No. OAuth Discovery is only relevant if you operate user accounts that an agent might log in to. Sites with no login surface - pure content, brochure sites, anonymous APIs - can ignore this signal entirely. The scanner will still flag it but the practical impact is zero.

Will this matter in 2026 or is it years away?

It matters now. Every MCP server that handles user data needs OAuth Discovery, and MCP servers shipped through 2024 and 2025. ChatGPT's connectors, Claude's connectors, and most enterprise agent platforms already use Discovery to authorize against third-party accounts.

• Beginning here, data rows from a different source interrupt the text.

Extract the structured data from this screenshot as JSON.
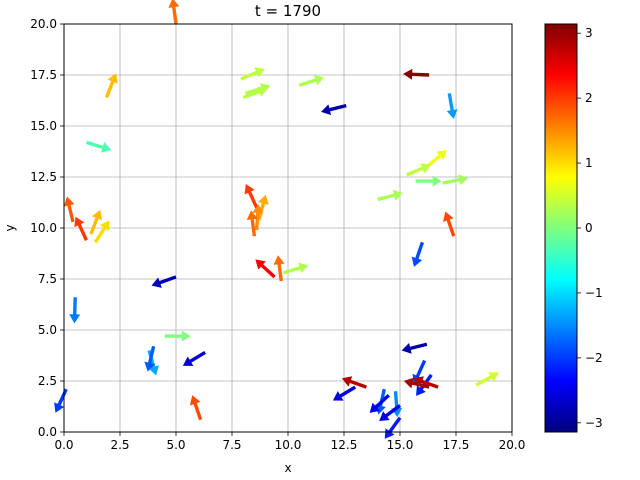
{
  "chart_data": {
    "type": "quiver",
    "title": "t = 1790",
    "xlabel": "x",
    "ylabel": "y",
    "xlim": [
      0,
      20
    ],
    "ylim": [
      0,
      20
    ],
    "xticks": [
      "0.0",
      "2.5",
      "5.0",
      "7.5",
      "10.0",
      "12.5",
      "15.0",
      "17.5",
      "20.0"
    ],
    "yticks": [
      "0.0",
      "2.5",
      "5.0",
      "7.5",
      "10.0",
      "12.5",
      "15.0",
      "17.5",
      "20.0"
    ],
    "grid": true,
    "colormap": "jet",
    "colorbar": {
      "range": [
        -3.1416,
        3.1416
      ],
      "ticks": [
        "3",
        "2",
        "1",
        "0",
        "−1",
        "−2",
        "−3"
      ],
      "tick_values": [
        3,
        2,
        1,
        0,
        -1,
        -2,
        -3
      ]
    },
    "arrows": [
      {
        "x": 5.0,
        "y": 20.0,
        "angle": 1.7
      },
      {
        "x": 7.9,
        "y": 17.3,
        "angle": 0.4
      },
      {
        "x": 8.1,
        "y": 16.6,
        "angle": 0.3
      },
      {
        "x": 8.0,
        "y": 16.4,
        "angle": 0.35
      },
      {
        "x": 10.5,
        "y": 17.0,
        "angle": 0.3
      },
      {
        "x": 12.6,
        "y": 16.0,
        "angle": -2.9
      },
      {
        "x": 16.3,
        "y": 17.5,
        "angle": 3.1
      },
      {
        "x": 17.2,
        "y": 16.6,
        "angle": -1.4
      },
      {
        "x": 1.9,
        "y": 16.4,
        "angle": 1.2
      },
      {
        "x": 1.0,
        "y": 14.2,
        "angle": -0.3
      },
      {
        "x": 16.2,
        "y": 13.0,
        "angle": 0.7
      },
      {
        "x": 15.3,
        "y": 12.6,
        "angle": 0.4
      },
      {
        "x": 15.7,
        "y": 12.3,
        "angle": 0.0
      },
      {
        "x": 16.9,
        "y": 12.2,
        "angle": 0.2
      },
      {
        "x": 14.0,
        "y": 11.4,
        "angle": 0.25
      },
      {
        "x": 8.6,
        "y": 11.0,
        "angle": 2.0
      },
      {
        "x": 8.7,
        "y": 10.4,
        "angle": 1.3
      },
      {
        "x": 8.6,
        "y": 9.9,
        "angle": 1.5
      },
      {
        "x": 8.5,
        "y": 9.6,
        "angle": 1.7
      },
      {
        "x": 0.4,
        "y": 10.3,
        "angle": 1.8
      },
      {
        "x": 1.2,
        "y": 9.7,
        "angle": 1.2
      },
      {
        "x": 1.0,
        "y": 9.4,
        "angle": 2.0
      },
      {
        "x": 1.4,
        "y": 9.3,
        "angle": 1.0
      },
      {
        "x": 16.0,
        "y": 9.3,
        "angle": -1.9
      },
      {
        "x": 17.4,
        "y": 9.6,
        "angle": 1.9
      },
      {
        "x": 9.8,
        "y": 7.8,
        "angle": 0.3
      },
      {
        "x": 9.4,
        "y": 7.6,
        "angle": 2.4
      },
      {
        "x": 9.7,
        "y": 7.4,
        "angle": 1.7
      },
      {
        "x": 5.0,
        "y": 7.6,
        "angle": -2.8
      },
      {
        "x": 0.5,
        "y": 6.6,
        "angle": -1.6
      },
      {
        "x": 4.5,
        "y": 4.7,
        "angle": 0.0
      },
      {
        "x": 3.8,
        "y": 4.0,
        "angle": -1.3
      },
      {
        "x": 4.0,
        "y": 4.2,
        "angle": -1.8
      },
      {
        "x": 6.3,
        "y": 3.9,
        "angle": -2.6
      },
      {
        "x": 16.2,
        "y": 4.3,
        "angle": -2.9
      },
      {
        "x": 16.1,
        "y": 3.5,
        "angle": -2.0
      },
      {
        "x": 16.4,
        "y": 2.8,
        "angle": -2.2
      },
      {
        "x": 13.0,
        "y": 2.2,
        "angle": -2.6
      },
      {
        "x": 13.5,
        "y": 2.2,
        "angle": 2.8
      },
      {
        "x": 14.3,
        "y": 2.1,
        "angle": -1.8
      },
      {
        "x": 14.5,
        "y": 1.8,
        "angle": -2.4
      },
      {
        "x": 14.8,
        "y": 2.0,
        "angle": -1.5
      },
      {
        "x": 16.3,
        "y": 2.2,
        "angle": 2.9
      },
      {
        "x": 16.7,
        "y": 2.2,
        "angle": 2.8
      },
      {
        "x": 18.4,
        "y": 2.3,
        "angle": 0.5
      },
      {
        "x": 15.0,
        "y": 1.3,
        "angle": -2.5
      },
      {
        "x": 15.0,
        "y": 0.7,
        "angle": -2.2
      },
      {
        "x": 6.1,
        "y": 0.6,
        "angle": 1.9
      },
      {
        "x": 0.1,
        "y": 2.1,
        "angle": -2.0
      }
    ]
  }
}
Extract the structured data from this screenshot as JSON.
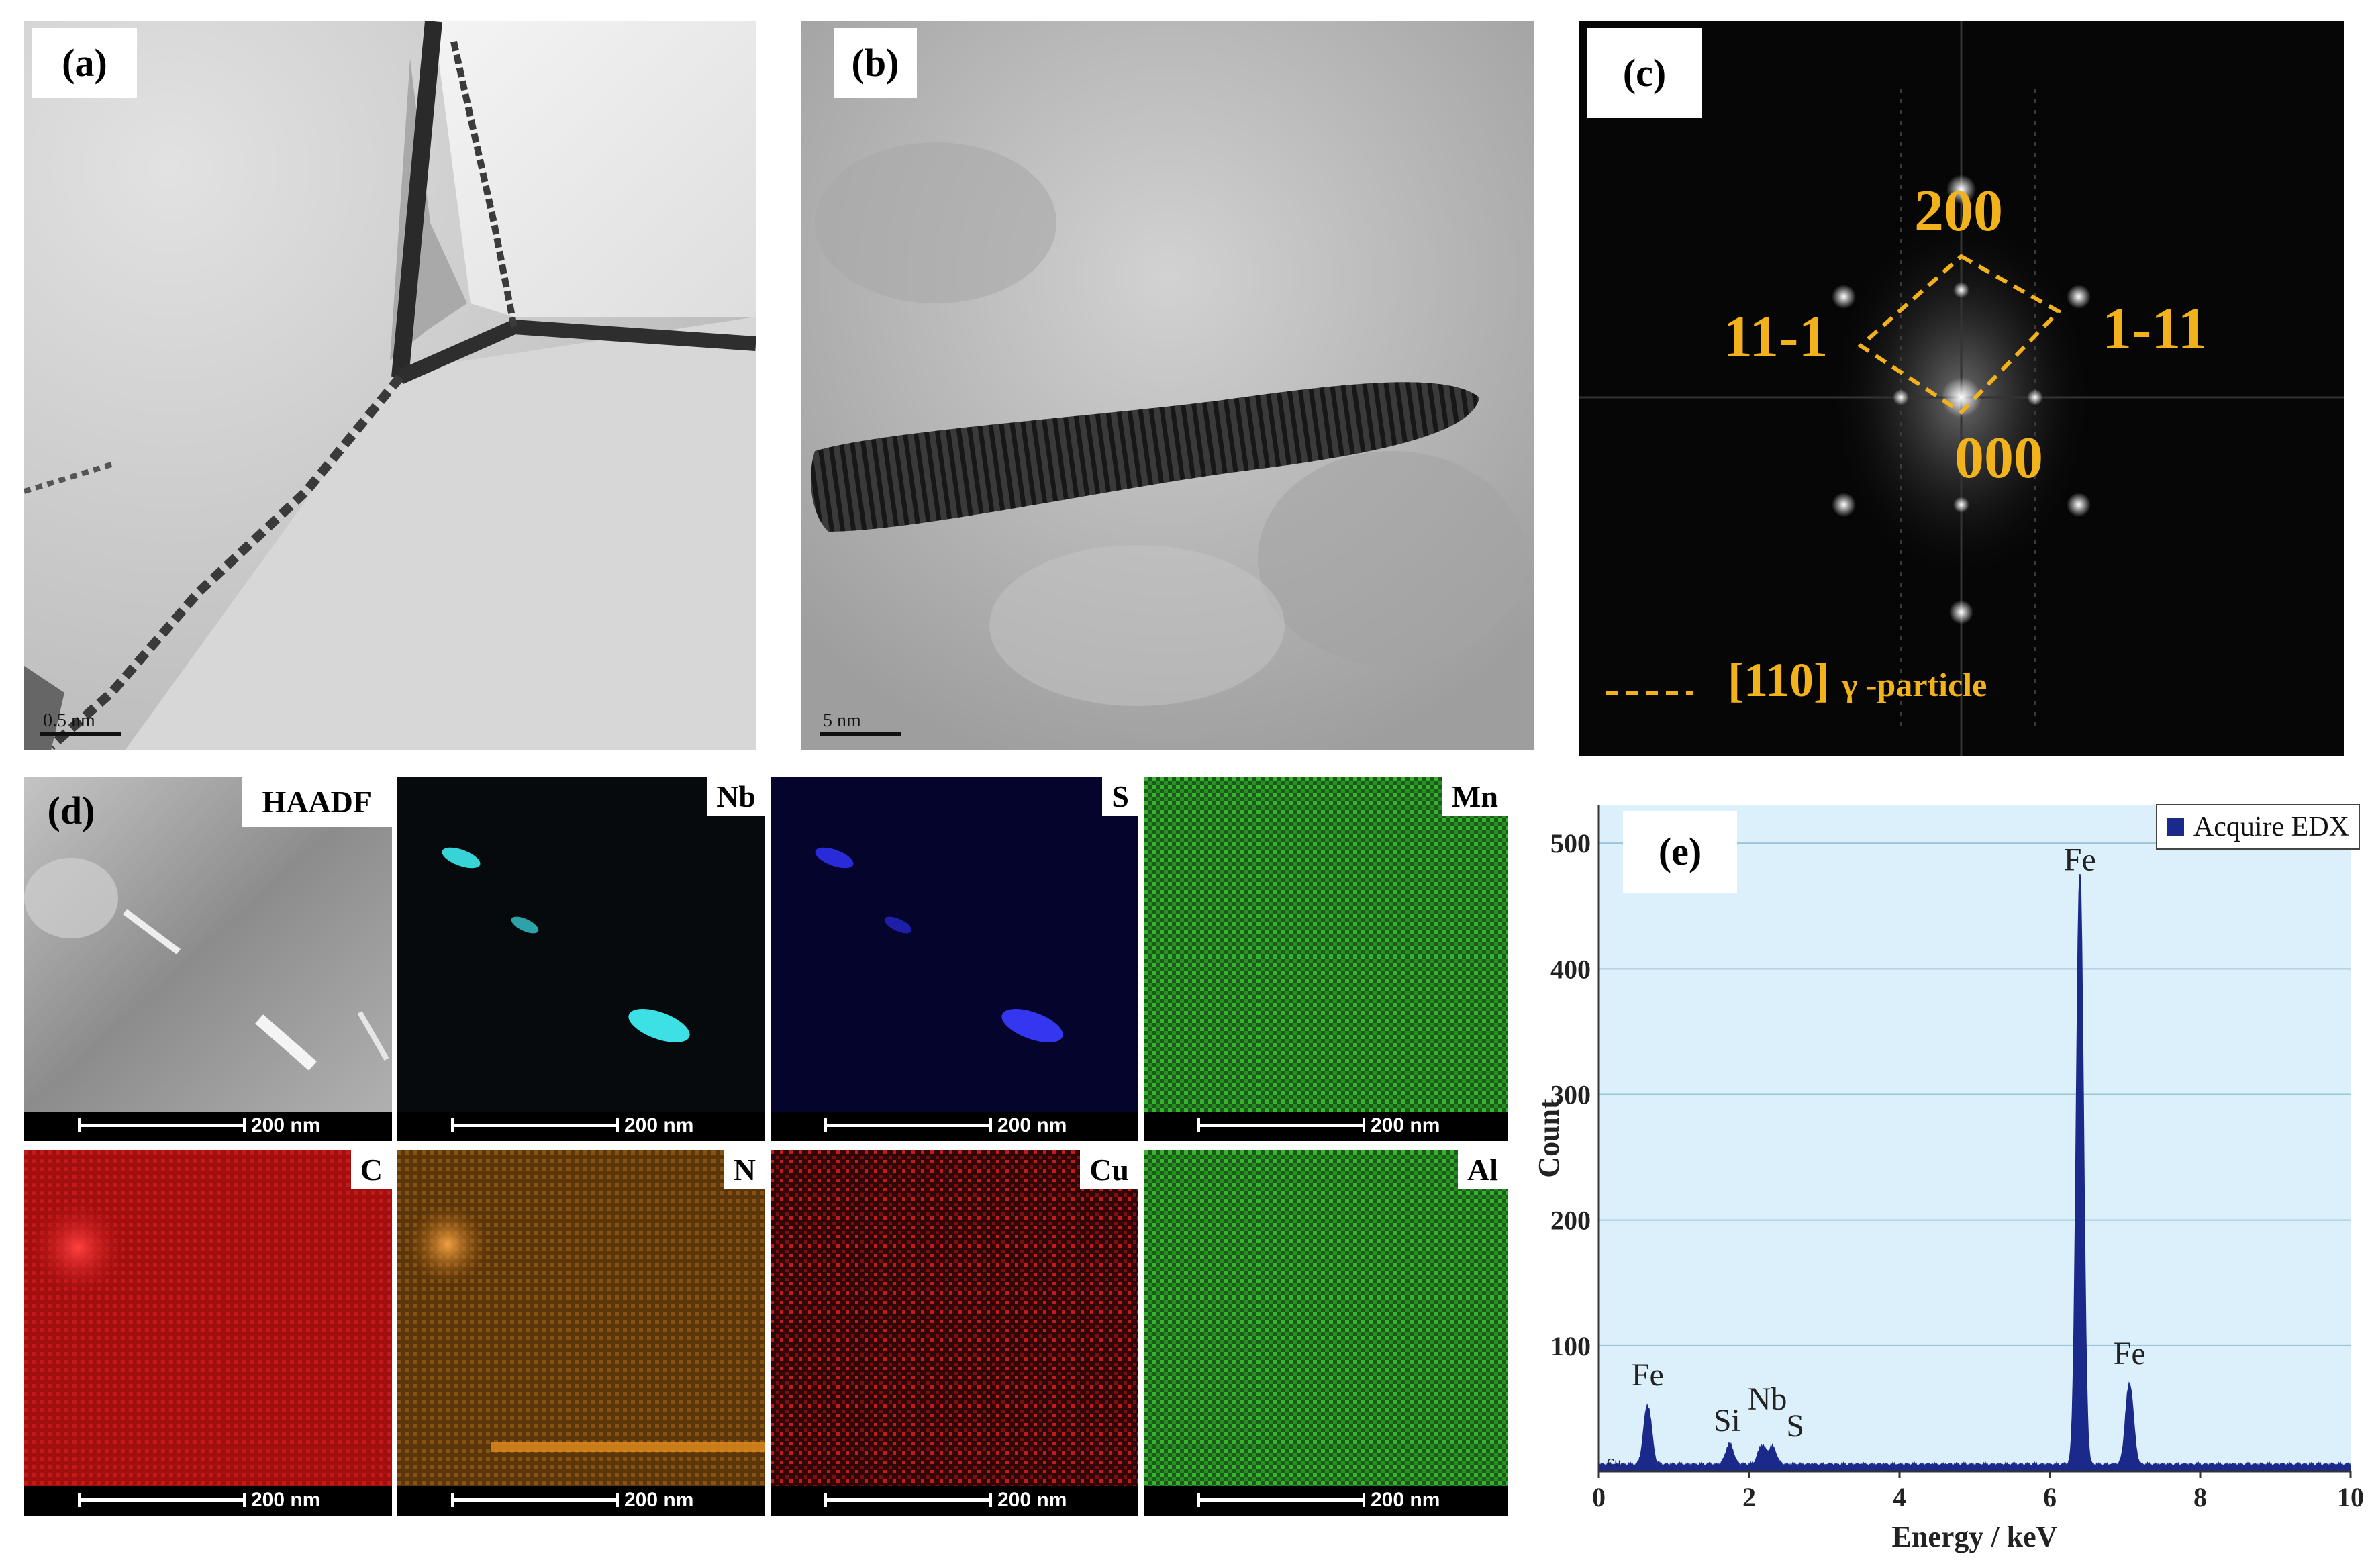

Does this cost anything to implement?

If you use Auth0, Okta, Keycloak, or any major IdP, it is enabled by default at no extra cost. If you run custom auth, the implementation cost is a few developer days. There are no licensing fees; both RFC 8414 and OIDC Discovery are open standards.

Does publishing endpoints expose us to attack?

No. The Discovery document only lists endpoints that need to be public anyway - users have to reach the authorization endpoint to log in. Hiding the URL does not provide meaningful protection. Defence belongs in the auth flow itself: PKCE, short-lived tokens, scope checks.